Ireland ‘ignored EC advice’ to stop economy overheating
Marco Buti and Dónal Donovan speak at Banking Inquiry
Ireland ignored advice from the European Commission to take measures to prevent the economy overheating prior to the banking collapse, according to the commission’s director general for economic and financial affairs.
Marco Buti said the commission issued a critical opinion on the 2001-2003 stability programme highlighting Ireland’s failing to contain its public expenditure.
He said the commission also recommended that the Government be asked to take countervailing measures on February 12th, 2001.
“Also many in the economic profession derided the Commission accusing us of focussing more on decimals rather than acknowledging the strength of the Irish economy,” he added.
Ireland’s economy started to “overheat” in the early 2000s but Europe did not have the authority to enforce responsible budgetary policies at the time, Mr Buti said.
“At the time we had a very limited set of tools within the stability and growth pact,” he said. “We called on the Irish authorities to behave responsibly but we did not have the authority [to enforce this].”
He said he agreed with those who concluded that the domestic financial supervisor did not acknowledge and address the risks associated with the credit and housing boom.
Mr Buti said economic growth became increasingly reliant on construction in the 2000s. Interest rates had declined and access to credit increased with Ireland’s entry into the EMU, which helped trigger a boom in investment and commercial property.
“House price inflation surged in Ireland. It rose by more than four-fold between 1993 and 2007, amongst the highest of any advanced economies,” Mr Buti said. “The supply of housing also rose sharply, but eventually beyond the needs of the population. The idea that house prices would increase forever turned into a recurrent and dangerous motive,” he added.
He said expansionary budgets negatively affected the Irish economy. Revenues became overly reliant on the property market but a shrinking tax base due to tax cuts left the budget exposed to the downturn in the property market.
He said “we saw the risks related to the housing market and we signalled that in a number of documents”. He said the commission used the tools at its disposal at the time to “ring the bell” but he added that this set of tools was “incomplete”.

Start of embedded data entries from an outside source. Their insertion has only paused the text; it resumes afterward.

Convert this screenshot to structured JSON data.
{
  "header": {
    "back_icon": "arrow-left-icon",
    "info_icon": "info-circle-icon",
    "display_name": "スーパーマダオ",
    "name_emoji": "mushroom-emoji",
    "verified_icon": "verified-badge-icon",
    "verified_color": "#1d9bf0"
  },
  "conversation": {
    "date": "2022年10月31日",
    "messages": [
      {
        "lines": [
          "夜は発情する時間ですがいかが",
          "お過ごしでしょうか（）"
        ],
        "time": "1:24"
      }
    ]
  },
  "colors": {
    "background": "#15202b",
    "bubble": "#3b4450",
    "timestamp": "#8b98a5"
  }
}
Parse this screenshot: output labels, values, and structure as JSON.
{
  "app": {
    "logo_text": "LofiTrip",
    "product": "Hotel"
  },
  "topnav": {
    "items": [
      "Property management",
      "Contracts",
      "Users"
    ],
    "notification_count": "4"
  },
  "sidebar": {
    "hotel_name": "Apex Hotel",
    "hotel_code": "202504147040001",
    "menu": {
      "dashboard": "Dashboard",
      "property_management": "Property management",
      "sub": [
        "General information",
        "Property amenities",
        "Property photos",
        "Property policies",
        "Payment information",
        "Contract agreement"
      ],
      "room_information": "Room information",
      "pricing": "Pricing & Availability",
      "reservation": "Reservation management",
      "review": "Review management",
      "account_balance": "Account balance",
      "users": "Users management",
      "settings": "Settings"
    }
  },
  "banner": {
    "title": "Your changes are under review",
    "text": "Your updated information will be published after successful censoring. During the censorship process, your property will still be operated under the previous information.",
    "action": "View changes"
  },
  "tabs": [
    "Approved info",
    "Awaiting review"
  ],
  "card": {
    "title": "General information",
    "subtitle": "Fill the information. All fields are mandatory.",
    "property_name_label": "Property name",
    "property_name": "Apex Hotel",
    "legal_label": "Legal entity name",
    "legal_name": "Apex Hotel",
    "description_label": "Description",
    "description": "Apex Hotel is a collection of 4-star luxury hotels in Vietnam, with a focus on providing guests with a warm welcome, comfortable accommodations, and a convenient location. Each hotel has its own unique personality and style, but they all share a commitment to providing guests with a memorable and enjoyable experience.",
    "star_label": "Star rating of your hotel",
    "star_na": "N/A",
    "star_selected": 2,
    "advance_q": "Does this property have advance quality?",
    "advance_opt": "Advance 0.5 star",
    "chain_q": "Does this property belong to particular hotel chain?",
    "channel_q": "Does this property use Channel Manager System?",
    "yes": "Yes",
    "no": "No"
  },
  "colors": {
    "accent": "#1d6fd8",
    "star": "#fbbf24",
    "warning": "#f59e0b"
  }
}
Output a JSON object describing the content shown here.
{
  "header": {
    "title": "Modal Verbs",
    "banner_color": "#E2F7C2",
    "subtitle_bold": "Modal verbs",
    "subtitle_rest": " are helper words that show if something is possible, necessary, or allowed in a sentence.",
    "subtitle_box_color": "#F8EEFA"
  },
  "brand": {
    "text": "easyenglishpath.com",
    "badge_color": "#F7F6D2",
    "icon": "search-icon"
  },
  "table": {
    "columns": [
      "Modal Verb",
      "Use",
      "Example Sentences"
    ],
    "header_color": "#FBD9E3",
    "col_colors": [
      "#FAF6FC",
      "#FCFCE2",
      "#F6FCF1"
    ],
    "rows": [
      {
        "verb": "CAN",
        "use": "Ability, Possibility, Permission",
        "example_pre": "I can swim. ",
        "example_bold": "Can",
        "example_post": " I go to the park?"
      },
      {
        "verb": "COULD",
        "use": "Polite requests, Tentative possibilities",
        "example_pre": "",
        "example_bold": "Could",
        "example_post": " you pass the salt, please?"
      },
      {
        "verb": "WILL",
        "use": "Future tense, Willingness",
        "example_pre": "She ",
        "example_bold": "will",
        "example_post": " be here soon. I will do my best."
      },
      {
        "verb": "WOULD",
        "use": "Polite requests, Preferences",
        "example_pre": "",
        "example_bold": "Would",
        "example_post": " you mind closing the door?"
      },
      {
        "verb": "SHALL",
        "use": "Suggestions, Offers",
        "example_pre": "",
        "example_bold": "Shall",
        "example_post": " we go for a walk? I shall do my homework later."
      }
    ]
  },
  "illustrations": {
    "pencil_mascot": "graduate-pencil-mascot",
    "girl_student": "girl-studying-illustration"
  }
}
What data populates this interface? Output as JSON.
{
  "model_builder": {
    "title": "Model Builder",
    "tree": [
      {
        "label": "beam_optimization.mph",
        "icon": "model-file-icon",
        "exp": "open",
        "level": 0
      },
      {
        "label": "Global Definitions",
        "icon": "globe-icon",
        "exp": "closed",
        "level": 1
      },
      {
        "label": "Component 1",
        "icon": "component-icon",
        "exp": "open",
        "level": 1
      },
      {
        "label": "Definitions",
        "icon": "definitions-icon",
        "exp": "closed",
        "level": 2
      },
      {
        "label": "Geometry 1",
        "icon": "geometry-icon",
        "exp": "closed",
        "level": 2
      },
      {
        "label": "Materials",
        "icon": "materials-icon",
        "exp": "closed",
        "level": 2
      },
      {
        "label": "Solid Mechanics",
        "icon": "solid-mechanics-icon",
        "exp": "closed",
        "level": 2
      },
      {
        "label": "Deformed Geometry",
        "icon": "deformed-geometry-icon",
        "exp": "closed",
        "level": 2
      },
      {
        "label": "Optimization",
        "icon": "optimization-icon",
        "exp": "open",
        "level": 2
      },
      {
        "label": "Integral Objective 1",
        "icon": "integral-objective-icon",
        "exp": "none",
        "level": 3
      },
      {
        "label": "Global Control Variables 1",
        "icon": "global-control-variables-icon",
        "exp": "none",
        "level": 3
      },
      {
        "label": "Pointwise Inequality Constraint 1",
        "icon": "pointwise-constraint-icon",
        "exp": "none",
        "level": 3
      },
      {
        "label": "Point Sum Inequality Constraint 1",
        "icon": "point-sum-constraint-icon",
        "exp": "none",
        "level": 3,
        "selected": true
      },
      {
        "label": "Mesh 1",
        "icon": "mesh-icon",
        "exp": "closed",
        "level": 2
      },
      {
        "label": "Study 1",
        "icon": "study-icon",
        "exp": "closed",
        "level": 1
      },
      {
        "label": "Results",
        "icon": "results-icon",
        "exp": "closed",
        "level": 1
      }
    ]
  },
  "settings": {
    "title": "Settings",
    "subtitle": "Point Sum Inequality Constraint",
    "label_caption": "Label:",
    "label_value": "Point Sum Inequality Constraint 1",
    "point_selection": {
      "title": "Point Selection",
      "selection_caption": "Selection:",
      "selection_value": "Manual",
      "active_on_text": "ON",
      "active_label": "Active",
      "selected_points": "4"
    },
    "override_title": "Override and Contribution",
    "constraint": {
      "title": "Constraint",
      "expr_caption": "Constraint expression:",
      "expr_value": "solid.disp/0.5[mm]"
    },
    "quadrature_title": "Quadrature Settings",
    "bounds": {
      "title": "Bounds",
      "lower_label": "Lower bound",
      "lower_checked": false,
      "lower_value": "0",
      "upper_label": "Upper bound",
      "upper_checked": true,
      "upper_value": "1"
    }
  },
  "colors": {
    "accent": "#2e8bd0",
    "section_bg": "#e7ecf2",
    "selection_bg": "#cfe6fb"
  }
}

Later the committe heard that the International Monetary Fund’s surveillance programme failed in Ireland during the years 2000 to 2007.
Former deputy director of the IMF Dónal Donovan said although the organisation noted some vulnerabilities in Ireland during the time leading up to the banking collapse, its assessments “gave no inkling” that a financial disaster was in the making.
He said the IMF got it more badly wrong in Ireland than he had seen in any other country. “I cannot recall in my experience a situation where the rosy picture turned so negatively in such a short period of time.”
Mr Donovan told the Oireachtas Banking Inquiry assessment of Ireland’s and other countries’ economies during this time were “overly positive”.
He said the IMF did believe house prices were “somewhat overvalued” during the construction boom but added that IMF staff and Irish officials implicitly “agreed to differ” over this question.